Impressive. Certainly puts CPU-based solutions using "off-the-shelf" crypto libraries into their place.

I hope whoever ends up winning (and/or doing well) posts details and code of their solution, this has been an interesting contest to follow and learn from.

I've been working with CUDA now for about a year now. Last summer I went out and bought a relatively cheap 8800 GT card, which even as an older card is capable of something like 500 GFlops if fully utilized. My Core 2 Duo can do about 20, and that's assuming you can code your programs with SIMD instructions.

Its not easy to utilise the full 500 GFlops, and this is for single FP precision, double FP precision only exists on the newer 200 series and throughput is much lower.

But certainly CUDA is very exciting :)

Actually, I think that number may be for integer instructions, which are the fastest (then single-precision, then double-precision). Which makes it even better for this scenario, since the hashing algorithm only uses integer ops.

How feasible would it be to load all your CPU cores and the GPU at the same time? Could you just fork off a thread for each core with some SIMD instructions?

With 2-8 cores combined, they should be able to give you at least a 10% increase in aggregate processing power.

The EngineYard Contest is becoming a lottery of smarts. The ability to build or find the best solution increases your odds.

And yet: the human and CPU effort expended will exceed the prize value by many multiples, which is why I consider this the Swoopo of computing contests.
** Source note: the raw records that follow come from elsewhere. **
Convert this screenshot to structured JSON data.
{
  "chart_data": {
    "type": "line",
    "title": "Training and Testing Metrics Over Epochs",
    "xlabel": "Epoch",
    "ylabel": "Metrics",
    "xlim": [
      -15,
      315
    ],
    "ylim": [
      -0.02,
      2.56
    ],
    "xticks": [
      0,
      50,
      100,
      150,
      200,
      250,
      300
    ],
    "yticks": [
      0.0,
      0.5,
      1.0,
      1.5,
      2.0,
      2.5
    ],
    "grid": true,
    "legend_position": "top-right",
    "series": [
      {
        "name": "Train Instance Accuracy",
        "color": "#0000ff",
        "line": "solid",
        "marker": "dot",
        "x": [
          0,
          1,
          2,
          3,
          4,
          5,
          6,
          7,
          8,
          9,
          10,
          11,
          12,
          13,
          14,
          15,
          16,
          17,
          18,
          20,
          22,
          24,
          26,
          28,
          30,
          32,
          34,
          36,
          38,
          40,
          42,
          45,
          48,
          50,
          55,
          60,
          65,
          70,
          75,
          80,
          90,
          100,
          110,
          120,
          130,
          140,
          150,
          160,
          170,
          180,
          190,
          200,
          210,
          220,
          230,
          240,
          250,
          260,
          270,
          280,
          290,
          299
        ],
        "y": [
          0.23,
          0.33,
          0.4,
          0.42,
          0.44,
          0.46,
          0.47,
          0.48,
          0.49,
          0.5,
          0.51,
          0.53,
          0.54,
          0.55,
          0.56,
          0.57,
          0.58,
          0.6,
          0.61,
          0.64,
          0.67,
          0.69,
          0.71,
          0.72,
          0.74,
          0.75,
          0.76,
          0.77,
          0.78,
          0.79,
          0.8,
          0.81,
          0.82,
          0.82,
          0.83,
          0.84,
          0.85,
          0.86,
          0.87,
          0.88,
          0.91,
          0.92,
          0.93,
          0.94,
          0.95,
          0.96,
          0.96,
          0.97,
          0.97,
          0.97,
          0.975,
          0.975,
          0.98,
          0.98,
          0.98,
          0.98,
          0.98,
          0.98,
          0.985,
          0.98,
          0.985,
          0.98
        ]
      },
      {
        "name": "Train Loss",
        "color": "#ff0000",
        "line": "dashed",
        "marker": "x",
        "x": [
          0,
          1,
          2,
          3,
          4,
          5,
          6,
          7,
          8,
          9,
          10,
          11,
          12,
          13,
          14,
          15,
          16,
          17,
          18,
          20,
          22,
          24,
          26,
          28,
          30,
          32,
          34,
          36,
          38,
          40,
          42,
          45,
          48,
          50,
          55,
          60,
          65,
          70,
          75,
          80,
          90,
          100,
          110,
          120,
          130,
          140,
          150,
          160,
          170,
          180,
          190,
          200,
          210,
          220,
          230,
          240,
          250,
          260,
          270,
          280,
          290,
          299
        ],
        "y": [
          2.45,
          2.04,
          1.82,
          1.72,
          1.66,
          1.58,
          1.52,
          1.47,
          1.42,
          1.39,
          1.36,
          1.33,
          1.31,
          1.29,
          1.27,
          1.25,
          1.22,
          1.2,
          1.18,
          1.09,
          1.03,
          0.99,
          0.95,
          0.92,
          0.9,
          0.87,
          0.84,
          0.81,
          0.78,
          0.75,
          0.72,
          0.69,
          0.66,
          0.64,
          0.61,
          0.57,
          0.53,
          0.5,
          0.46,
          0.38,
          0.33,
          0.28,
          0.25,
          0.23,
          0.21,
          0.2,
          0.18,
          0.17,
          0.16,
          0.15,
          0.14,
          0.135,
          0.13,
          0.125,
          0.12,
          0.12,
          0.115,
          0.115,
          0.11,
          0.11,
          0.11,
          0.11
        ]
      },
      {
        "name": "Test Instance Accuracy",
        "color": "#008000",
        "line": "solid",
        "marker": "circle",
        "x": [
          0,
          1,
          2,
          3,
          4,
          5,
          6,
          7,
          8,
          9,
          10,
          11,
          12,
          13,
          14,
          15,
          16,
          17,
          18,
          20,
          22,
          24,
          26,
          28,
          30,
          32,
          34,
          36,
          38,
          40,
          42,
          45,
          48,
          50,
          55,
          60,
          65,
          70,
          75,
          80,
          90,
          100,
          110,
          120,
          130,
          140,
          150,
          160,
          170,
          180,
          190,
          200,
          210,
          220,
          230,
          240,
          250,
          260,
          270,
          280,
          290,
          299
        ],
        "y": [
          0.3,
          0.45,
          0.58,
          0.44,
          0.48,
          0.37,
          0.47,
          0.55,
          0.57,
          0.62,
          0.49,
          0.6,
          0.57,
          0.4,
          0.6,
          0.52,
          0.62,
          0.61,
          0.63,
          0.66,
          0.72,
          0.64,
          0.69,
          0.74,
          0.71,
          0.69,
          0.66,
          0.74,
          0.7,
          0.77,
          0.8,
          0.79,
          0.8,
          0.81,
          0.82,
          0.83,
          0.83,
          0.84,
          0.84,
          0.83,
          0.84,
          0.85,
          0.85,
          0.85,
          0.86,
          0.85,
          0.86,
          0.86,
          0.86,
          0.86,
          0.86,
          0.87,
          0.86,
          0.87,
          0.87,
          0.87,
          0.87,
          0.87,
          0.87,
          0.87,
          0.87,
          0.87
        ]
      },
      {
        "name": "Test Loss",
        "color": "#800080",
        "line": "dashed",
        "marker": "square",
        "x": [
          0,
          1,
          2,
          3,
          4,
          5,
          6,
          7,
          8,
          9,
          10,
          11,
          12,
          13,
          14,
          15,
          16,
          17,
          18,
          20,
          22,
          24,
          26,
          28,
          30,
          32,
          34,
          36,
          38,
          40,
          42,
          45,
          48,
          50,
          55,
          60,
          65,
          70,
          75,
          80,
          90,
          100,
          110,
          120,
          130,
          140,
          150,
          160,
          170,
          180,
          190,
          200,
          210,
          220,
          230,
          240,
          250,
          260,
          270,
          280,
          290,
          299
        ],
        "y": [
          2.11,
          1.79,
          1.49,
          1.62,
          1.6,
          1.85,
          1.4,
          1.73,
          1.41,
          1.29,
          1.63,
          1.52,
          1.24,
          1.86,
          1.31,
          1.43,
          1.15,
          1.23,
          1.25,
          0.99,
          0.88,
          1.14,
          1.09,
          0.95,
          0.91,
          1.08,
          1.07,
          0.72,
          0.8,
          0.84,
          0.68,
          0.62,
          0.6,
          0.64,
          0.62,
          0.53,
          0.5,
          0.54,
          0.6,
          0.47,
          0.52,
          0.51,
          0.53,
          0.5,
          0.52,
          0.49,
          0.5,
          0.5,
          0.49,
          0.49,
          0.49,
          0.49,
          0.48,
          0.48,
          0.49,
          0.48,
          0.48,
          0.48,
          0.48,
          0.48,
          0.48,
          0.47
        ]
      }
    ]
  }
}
And for those concerned with such things: think of the carbon footprint! <:gazes down at the co2stats insert at the bottom of every HN page>

I doubt a contest like this is really about the prize for many people. It's an opportunity for people to play around with code and learn.

Despite it being far slower than GPU-magic, this contest was a great opportunity for me to brush up on my C and finally learn MPI. Thanks, Engineyard :)

Damn pretty exciting stuff, I've wanted to do some CUDA but I've never seen some good starting code.

A good way to learn CUDA is to stop by the forums every once in a while and see what other people are doing with it. Lots of people post their code for little projects like this, which can be quite helpful for beginners.

That is pretty fast.. My C implementation for the contest will run through just about 1 million hashes per second on a Pentium M 2.0 ghz laptop.